My job is to get to the FBI’s motor pool without being seen by anyone who knows who I am. Occupying a large part of the building’s basement level, the motor pool has huge garage doors that open into the parking lot. I’ve been down there a couple of times before, when I rolled out with the FBI forensic team on the serial case where I first met Sean.

The elevator is only thirty feet down the hall, and I’m nearly to it when I hear John Kaiser’s voice.

“Cat? Where are you going?”

I turn and give him a little wave. He’s standing by the office I just left, a tall figure who looks more than anything like a concerned father.

“I feel sick. I need to get to the bathroom.”

“Down past the elevator, on the right.” He starts walking toward me. “Did the food come? Did that make you sick?”

Someone did bring up a tray of sandwiches after Hannah left, but I didn’t touch it. “No, I was about to eat it when I got a wave of nausea.”

“That may be from the blow to your head. I was coming to show you this.” Kaiser has almost reached me. He’s holding something in his hand.

“What is it?”

“Early results on those cultures you asked for. The saliva from the bite marks on Quentin Baptiste.”

The dead homicide detective…victim number six.
“Oh, right. What does it show?”

He hands me the lab report. “You tell me.”

I glance over the letters and numbers, trying to pretend that my nerves aren’t shot and that my mind is on the piece of paper in my hand rather than on escaping this building. What I see is a microbiological snapshot of an average human mouth. Except for one thing.

“That’s weird.”

“What?” asks Kaiser.

“Maybe it’s a mistake.”

“What?”

Well, twelve hours is early, but we ought to at least see some
Streptococcus mutans
growing. You have that particular strep in abundance in any mouth with teeth in it.
S. mutans
thrives on hard surfaces. It produces the acid that causes cavities.”

“And you don’t have it there?”

“No.”

“Well, if it’s not a mistake, what would that mean?”
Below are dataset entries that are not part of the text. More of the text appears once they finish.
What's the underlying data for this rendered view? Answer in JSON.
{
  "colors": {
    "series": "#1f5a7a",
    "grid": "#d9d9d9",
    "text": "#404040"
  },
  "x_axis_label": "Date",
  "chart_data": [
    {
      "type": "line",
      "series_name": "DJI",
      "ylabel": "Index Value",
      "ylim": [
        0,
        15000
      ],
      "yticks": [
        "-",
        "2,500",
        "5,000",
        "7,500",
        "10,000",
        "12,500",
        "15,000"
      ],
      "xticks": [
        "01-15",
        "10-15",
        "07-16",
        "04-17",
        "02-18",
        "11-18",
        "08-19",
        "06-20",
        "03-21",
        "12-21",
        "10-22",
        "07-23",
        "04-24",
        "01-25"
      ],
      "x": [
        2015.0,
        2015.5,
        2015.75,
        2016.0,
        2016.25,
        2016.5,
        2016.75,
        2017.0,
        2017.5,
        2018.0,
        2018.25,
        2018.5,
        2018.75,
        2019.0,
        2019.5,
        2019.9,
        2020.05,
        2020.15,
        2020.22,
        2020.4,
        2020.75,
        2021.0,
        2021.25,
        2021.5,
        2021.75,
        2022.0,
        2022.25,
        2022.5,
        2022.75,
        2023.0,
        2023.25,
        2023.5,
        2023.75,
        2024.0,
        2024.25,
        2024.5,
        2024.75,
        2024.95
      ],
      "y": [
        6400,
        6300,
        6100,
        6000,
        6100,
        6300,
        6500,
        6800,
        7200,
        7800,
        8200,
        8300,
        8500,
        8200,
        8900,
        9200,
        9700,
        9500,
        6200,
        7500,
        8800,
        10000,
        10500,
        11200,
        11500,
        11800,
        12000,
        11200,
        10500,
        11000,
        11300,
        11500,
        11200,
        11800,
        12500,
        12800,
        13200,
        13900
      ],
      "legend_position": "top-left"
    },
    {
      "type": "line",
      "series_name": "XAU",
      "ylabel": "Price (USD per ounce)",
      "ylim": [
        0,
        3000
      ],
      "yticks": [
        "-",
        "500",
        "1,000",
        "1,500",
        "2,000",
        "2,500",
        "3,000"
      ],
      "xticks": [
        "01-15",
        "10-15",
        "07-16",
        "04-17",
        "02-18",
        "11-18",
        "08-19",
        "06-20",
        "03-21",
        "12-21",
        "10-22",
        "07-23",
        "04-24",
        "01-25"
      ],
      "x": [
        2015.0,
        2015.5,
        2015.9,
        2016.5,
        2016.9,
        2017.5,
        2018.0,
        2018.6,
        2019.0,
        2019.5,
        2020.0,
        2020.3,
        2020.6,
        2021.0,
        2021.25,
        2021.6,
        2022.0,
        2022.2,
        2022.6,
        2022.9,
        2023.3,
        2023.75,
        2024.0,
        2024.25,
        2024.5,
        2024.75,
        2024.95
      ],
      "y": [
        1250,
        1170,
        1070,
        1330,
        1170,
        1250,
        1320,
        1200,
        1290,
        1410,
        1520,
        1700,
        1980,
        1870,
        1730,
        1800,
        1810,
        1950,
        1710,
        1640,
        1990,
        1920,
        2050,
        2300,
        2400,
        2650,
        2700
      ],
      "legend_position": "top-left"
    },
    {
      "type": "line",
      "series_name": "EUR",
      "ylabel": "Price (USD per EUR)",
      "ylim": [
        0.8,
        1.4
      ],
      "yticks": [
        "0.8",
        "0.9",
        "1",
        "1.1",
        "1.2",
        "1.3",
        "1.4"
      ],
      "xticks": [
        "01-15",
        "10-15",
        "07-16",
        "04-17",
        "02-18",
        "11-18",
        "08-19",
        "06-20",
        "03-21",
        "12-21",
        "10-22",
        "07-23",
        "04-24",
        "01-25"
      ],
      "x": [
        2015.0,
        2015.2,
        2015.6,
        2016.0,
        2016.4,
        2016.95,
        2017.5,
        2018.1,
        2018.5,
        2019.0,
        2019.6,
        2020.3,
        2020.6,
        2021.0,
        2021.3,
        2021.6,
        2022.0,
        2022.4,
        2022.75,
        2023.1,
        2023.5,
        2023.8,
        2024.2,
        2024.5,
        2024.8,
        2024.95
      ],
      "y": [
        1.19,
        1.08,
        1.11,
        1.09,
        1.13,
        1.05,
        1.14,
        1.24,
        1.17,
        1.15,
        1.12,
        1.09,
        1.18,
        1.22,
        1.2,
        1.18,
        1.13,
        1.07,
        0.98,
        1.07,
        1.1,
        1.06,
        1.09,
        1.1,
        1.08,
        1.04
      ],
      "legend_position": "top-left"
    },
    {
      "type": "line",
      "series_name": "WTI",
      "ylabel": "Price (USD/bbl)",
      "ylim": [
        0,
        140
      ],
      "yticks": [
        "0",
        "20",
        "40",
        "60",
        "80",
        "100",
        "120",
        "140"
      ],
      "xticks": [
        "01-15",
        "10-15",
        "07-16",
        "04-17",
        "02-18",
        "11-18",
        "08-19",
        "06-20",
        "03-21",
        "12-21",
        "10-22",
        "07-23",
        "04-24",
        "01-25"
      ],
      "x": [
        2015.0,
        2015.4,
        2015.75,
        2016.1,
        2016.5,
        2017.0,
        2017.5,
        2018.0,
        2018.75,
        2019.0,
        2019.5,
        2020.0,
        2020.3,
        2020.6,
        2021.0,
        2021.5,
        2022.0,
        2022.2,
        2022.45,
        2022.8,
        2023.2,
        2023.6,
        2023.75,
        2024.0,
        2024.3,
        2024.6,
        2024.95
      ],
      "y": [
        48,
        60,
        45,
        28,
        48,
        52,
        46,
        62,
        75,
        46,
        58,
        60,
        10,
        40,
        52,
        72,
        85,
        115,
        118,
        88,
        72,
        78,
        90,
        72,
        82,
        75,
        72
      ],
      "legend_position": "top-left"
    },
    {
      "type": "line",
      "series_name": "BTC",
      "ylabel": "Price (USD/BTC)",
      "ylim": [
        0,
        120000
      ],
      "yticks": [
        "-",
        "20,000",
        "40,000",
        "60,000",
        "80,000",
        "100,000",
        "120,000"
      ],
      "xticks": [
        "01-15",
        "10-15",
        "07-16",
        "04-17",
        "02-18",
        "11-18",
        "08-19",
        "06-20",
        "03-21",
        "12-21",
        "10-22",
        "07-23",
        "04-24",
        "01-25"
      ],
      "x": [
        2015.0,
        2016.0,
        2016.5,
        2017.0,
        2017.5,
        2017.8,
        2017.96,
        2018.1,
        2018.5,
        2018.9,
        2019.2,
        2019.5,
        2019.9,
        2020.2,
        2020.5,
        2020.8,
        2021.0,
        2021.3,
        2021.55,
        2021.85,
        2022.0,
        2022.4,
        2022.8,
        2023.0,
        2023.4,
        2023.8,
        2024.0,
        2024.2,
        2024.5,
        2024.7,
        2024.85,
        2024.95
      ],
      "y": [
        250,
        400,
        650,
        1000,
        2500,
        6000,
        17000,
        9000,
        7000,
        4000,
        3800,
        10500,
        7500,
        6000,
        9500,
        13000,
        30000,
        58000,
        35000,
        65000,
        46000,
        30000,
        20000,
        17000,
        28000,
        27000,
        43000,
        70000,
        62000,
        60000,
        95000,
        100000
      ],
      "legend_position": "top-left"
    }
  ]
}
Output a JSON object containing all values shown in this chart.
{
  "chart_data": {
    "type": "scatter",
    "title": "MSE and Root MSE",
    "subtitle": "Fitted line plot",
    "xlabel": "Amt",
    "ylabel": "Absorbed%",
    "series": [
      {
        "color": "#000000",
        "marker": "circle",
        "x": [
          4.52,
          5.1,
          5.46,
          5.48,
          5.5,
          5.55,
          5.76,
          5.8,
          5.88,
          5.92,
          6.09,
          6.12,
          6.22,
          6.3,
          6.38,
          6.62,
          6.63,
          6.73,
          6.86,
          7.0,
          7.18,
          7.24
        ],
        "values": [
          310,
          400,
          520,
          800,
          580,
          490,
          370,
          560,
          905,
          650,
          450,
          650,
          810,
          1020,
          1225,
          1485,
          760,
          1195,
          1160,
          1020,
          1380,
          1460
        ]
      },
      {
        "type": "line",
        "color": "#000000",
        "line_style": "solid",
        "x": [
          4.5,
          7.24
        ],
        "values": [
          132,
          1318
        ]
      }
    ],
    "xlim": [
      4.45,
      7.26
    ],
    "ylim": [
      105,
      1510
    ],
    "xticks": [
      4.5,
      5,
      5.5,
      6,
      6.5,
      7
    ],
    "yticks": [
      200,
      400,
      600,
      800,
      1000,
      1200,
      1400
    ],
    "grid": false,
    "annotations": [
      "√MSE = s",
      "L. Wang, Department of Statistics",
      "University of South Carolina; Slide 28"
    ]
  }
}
“It could mean a couple of things. The saliva may have come from someone taking a course of antibiotics. That would disturb the normal flora of the mouth. I’d look for penicillin, or even more likely, penicillin with gentamicin.” I try to concentrate on the lab report, but all I can keep in my mind is Hannah Goldman waiting for me downstairs.

“Cat?” prompts Kaiser.

“I’m sorry, I was thinking. This saliva could also have come from an edentulous person.”

“What’s that?”

I shrug, thinking the answer self-evident. “Someone without teeth.”

“Somebody who wears dentures?”

“No. Somebody who owns dentures but doesn’t wear them. Dentures have hard surfaces, with cracks and crevices that are ideal for bacterial colonization, just like real teeth. It might be someone who lives alone. Who doesn’t feel the need to put in his teeth, because no one ever sees him.”

Kaiser looks interested. “Would he necessarily have to be old?”

“God, no. Lots of people have teeth so bad they rot out by their thirties. You might look for somebody who needs dentures but can’t afford them.”

“A lot of convicts have their teeth pulled in prison,” Kaiser reflects. “It makes positive identification harder in subsequent trials.”

“Well, maybe this culture will get us somewhere, like I hoped. You can check all the male relatives of the victims for infections, prison records, or for teeth, period. Look, I really need to get to the bathroom.”